Rowell, 48, was back in Maine promoting and signing copies of her memoir “The Women Who Raised Me,” a tribute not just to the women with whom Rowell grew up, but to the foster care system that brought them to her.

Her visit was done in collaboration with the Maine Children’s Trust, a statewide non-profit organization whose mission is to prevent child abuse and neglect.

The trust raises money for community-based groups and advocates for increased services for Maine families.

Good Will-Hinckley is a residential school serving young people with academic or behavioral challenges.

Rowell was a foster child in the Portland area for the first 18 years of her life.

An advocate for foster children like herself, she founded the Rowell Foster Children’s Positive Plan in 1990. The foundation enriches the lives of foster children through artistic and athletic expression.

Also among the women who raised her, Rowell remembered Tuesday, was Bertha Taylor, who took her in as a very young child and who later had to give her up because of government regulations.

Taylor’s daughter Colleen Taylor, now of Fairfield, was in the audience Tuesday.

She said later that as a teenager herself at the time, losing Vicky as a little sister was traumatic.
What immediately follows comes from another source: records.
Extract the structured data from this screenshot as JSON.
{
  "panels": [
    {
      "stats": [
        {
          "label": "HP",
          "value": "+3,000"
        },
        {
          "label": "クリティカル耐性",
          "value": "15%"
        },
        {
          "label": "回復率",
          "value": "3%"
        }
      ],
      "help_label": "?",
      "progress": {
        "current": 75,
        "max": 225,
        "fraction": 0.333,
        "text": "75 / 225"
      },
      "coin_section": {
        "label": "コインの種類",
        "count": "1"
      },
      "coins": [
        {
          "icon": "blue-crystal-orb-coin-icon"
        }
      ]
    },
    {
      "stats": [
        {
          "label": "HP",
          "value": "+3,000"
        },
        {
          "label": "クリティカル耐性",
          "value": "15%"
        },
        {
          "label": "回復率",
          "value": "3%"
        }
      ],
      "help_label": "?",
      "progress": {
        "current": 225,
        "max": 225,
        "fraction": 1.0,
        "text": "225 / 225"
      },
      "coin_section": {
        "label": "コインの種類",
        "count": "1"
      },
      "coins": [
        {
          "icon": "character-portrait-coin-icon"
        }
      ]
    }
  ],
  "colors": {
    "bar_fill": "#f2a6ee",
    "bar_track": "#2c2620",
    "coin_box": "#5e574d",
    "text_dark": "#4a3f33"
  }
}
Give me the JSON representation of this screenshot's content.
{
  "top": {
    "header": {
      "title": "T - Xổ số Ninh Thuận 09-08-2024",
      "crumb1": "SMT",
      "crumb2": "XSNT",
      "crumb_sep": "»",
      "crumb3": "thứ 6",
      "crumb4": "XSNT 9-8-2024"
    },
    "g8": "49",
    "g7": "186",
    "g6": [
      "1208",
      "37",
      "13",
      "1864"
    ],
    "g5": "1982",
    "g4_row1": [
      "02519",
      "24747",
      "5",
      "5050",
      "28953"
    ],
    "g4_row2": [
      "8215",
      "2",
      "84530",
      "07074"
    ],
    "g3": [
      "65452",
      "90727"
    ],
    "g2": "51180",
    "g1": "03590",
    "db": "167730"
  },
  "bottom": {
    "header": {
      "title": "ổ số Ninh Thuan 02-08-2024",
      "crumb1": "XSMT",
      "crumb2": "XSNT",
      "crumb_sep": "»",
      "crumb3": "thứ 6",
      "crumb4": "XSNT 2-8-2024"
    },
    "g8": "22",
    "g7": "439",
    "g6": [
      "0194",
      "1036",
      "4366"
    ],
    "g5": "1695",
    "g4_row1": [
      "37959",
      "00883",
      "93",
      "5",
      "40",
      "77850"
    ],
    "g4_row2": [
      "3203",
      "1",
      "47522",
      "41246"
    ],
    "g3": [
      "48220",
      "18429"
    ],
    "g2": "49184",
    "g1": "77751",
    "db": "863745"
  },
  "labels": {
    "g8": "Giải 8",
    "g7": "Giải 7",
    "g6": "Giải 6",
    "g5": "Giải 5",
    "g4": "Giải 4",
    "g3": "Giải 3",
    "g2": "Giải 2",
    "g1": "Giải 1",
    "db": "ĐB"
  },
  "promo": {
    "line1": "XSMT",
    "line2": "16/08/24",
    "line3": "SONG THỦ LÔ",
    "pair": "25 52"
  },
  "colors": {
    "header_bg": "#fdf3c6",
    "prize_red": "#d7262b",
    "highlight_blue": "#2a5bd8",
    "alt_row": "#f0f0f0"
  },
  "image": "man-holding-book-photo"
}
“Vicky came to my parents when she was two weeks old and we had her for 2 1/2 years,” Taylor, 63, said. “I wanted her to be my little girl. When she left, I wanted to die. It has horrible.”

The two women met again several years ago for the first time since Vicky was little. Seeing her again Tuesday was very emotional, she said.

“I absolutely adored her — I loved her,” Taylor said. “It just warms my heart.”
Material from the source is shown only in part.